А потом желания исчезают. Человек словно превращается в одну из тех теней, что посещают Франца Эккарта. Она обещала себе расспросить его насчет этих призраков. Единственное желание, которое возраст еще не отнял у нее, – оказаться в четырех надежных стенах и насладиться последними радостями жизни: сладковатым запахом горящих дров, бархатистой кожицей персиков, улыбкой цветущего боярышника, солнечным лучом, который перепрыгивает с деревянного стола на оловянный кувшинчик. И, сколь бы это ни казалось странным, теплом любимого тела.
На мгновение ей представилась собственная смерть, но усилием воли она заставила себя думать о другом, не поддаваясь печали.
В конце концов, она сравнила себя с деревом, породившим три ветви: Франсуа, Деодата и Об. Гроза сломала последнюю из них.

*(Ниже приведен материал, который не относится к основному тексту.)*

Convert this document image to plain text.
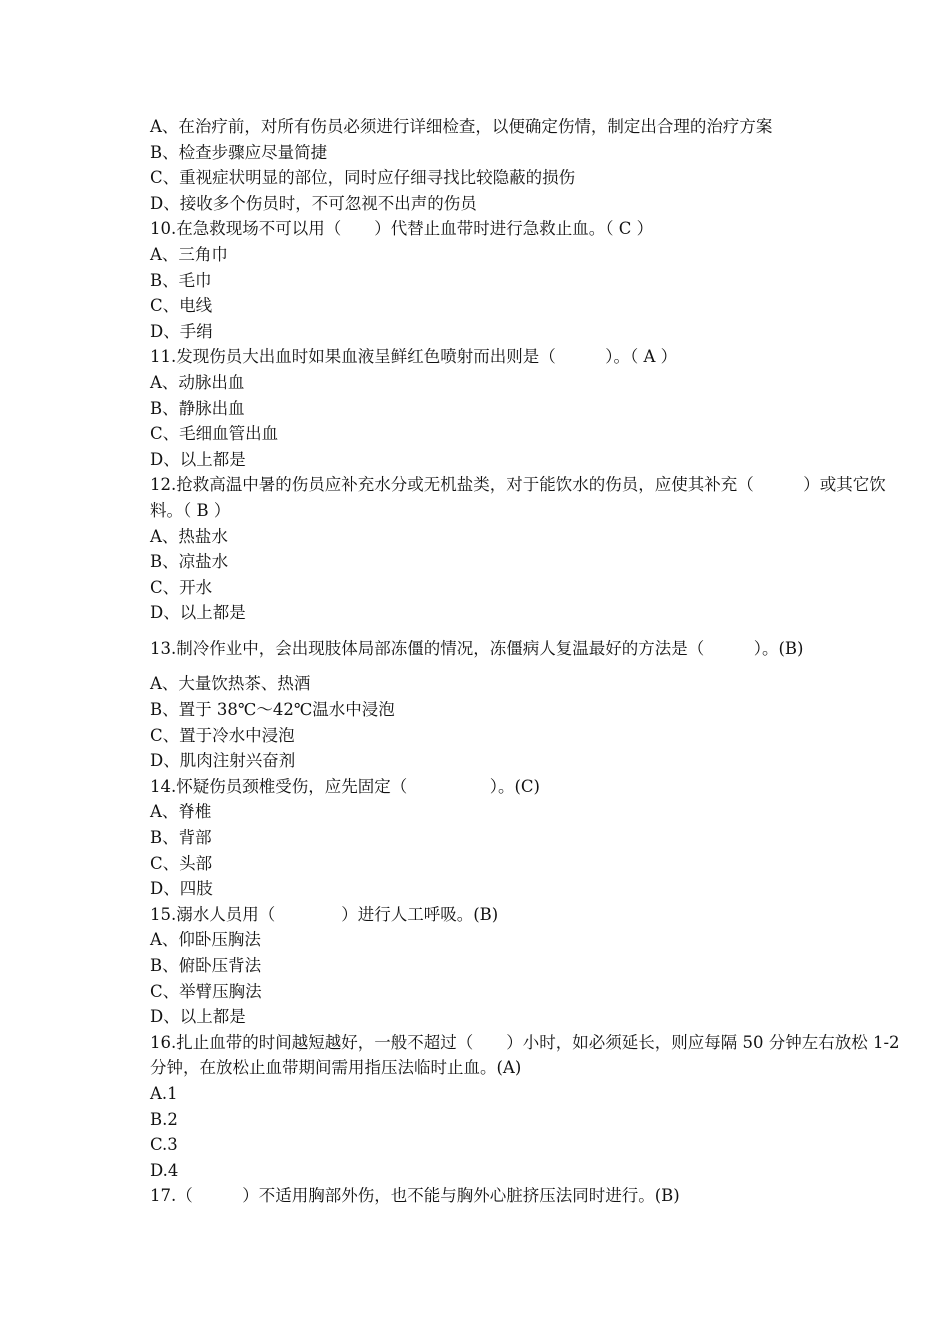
A、在治疗前，对所有伤员必须进行详细检查，以便确定伤情，制定出合理的治疗方案
B、检查步骤应尽量简捷
C、重视症状明显的部位，同时应仔细寻找比较隐蔽的损伤
D、接收多个伤员时，不可忽视不出声的伤员
10.在急救现场不可以用（　　）代替止血带时进行急救止血。（ C ）
A、三角巾
B、毛巾
C、电线
D、手绢
11.发现伤员大出血时如果血液呈鲜红色喷射而出则是（　　　）。（ A ）
A、动脉出血
B、静脉出血
C、毛细血管出血
D、以上都是
12.抢救高温中暑的伤员应补充水分或无机盐类，对于能饮水的伤员，应使其补充（　　　）或其它饮料。（ B ）
A、热盐水
B、凉盐水
C、开水
D、以上都是
13.制冷作业中，会出现肢体局部冻僵的情况，冻僵病人复温最好的方法是（　　　）。(B)
A、大量饮热茶、热酒
B、置于 38℃～42℃温水中浸泡
C、置于冷水中浸泡
D、肌肉注射兴奋剂
14.怀疑伤员颈椎受伤，应先固定（　　　　　）。(C)
A、脊椎
B、背部
C、头部
D、四肢
15.溺水人员用（　　　　）进行人工呼吸。(B)
A、仰卧压胸法
B、俯卧压背法
C、举臂压胸法
D、以上都是
16.扎止血带的时间越短越好，一般不超过（　　）小时，如必须延长，则应每隔 50 分钟左右放松 1-2 分钟，在放松止血带期间需用指压法临时止血。(A)
A.1
B.2
C.3
D.4
17.（　　　）不适用胸部外伤，也不能与胸外心脏挤压法同时进行。(B)
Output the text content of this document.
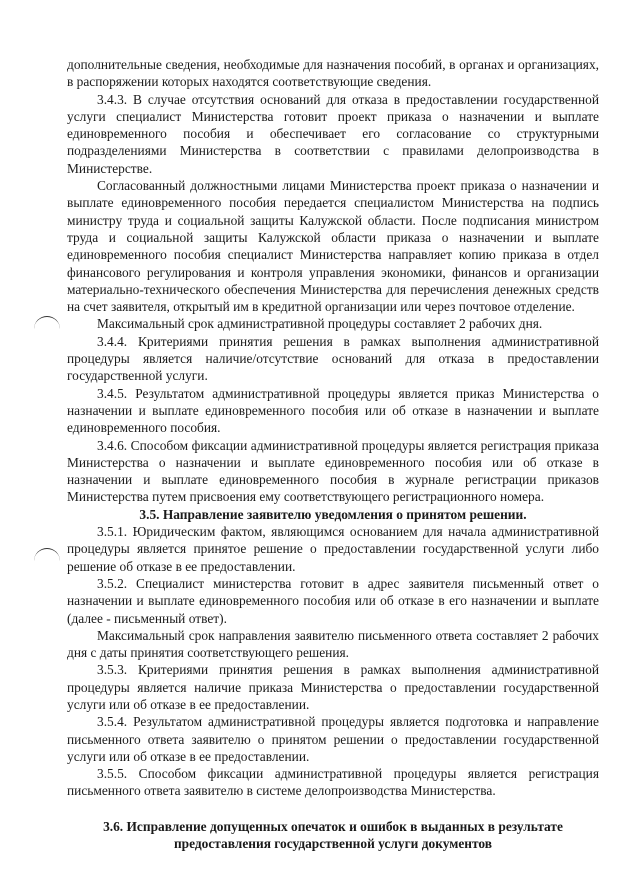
дополнительные сведения, необходимые для назначения пособий, в органах и организациях, в распоряжении которых находятся соответствующие сведения.

3.4.3. В случае отсутствия оснований для отказа в предоставлении государственной услуги специалист Министерства готовит проект приказа о назначении и выплате единовременного пособия и обеспечивает его согласование со структурными подразделениями Министерства в соответствии с правилами делопроизводства в Министерстве.

Согласованный должностными лицами Министерства проект приказа о назначении и выплате единовременного пособия передается специалистом Министерства на подпись министру труда и социальной защиты Калужской области. После подписания министром труда и социальной защиты Калужской области приказа о назначении и выплате единовременного пособия специалист Министерства направляет копию приказа в отдел финансового регулирования и контроля управления экономики, финансов и организации материально-технического обеспечения Министерства для перечисления денежных средств на счет заявителя, открытый им в кредитной организации или через почтовое отделение.

Максимальный срок административной процедуры составляет 2 рабочих дня.

3.4.4. Критериями принятия решения в рамках выполнения административной процедуры является наличие/отсутствие оснований для отказа в предоставлении государственной услуги.

3.4.5. Результатом административной процедуры является приказ Министерства о назначении и выплате единовременного пособия или об отказе в назначении и выплате единовременного пособия.

3.4.6. Способом фиксации административной процедуры является регистрация приказа Министерства о назначении и выплате единовременного пособия или об отказе в назначении и выплате единовременного пособия в журнале регистрации приказов Министерства путем присвоения ему соответствующего регистрационного номера.

3.5. Направление заявителю уведомления о принятом решении.

3.5.1. Юридическим фактом, являющимся основанием для начала административной процедуры является принятое решение о предоставлении государственной услуги либо решение об отказе в ее предоставлении.

3.5.2. Специалист министерства готовит в адрес заявителя письменный ответ о назначении и выплате единовременного пособия или об отказе в его назначении и выплате (далее - письменный ответ).

Максимальный срок направления заявителю письменного ответа составляет 2 рабочих дня с даты принятия соответствующего решения.

3.5.3. Критериями принятия решения в рамках выполнения административной процедуры является наличие приказа Министерства о предоставлении государственной услуги или об отказе в ее предоставлении.

3.5.4. Результатом административной процедуры является подготовка и направление письменного ответа заявителю о принятом решении о предоставлении государственной услуги или об отказе в ее предоставлении.

3.5.5. Способом фиксации административной процедуры является регистрация письменного ответа заявителю в системе делопроизводства Министерства.

3.6. Исправление допущенных опечаток и ошибок в выданных в результате
предоставления государственной услуги документов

Но ее сменил неожиданный новый росток – семечко, пустившее побег прямо под ногами.
Тряска внезапно прекратилась: они въехали на постоялый двор «Красный дом». Все сошли на землю, разминая затекшие ноги. Франц Эккарт, Жоашен, кучер и местные слуги выгрузили сундуки. Жанна попросила две комнаты и ужин на четверых. В одной будет спать она сама с Фредерикой и Жозефом, в другой – Франц Эккарт и Жоашен.
Жозеф никогда еще не ужинал так поздно: для него это было одновременно и удовольствие и испытание, потому что он засыпал на ходу и чуть ли не ронял голову в суп. Жоашен ел очень медленно, ведь у него не было языка и ему приходилось долго разжевывать пищу. Жанна поднялась в спальню с Фредерикой и Жозефом, не дожидаясь конца ужина. Женщины тоже изнемогали от усталости; поспешно раздевшись, они почти рухнули на матрас.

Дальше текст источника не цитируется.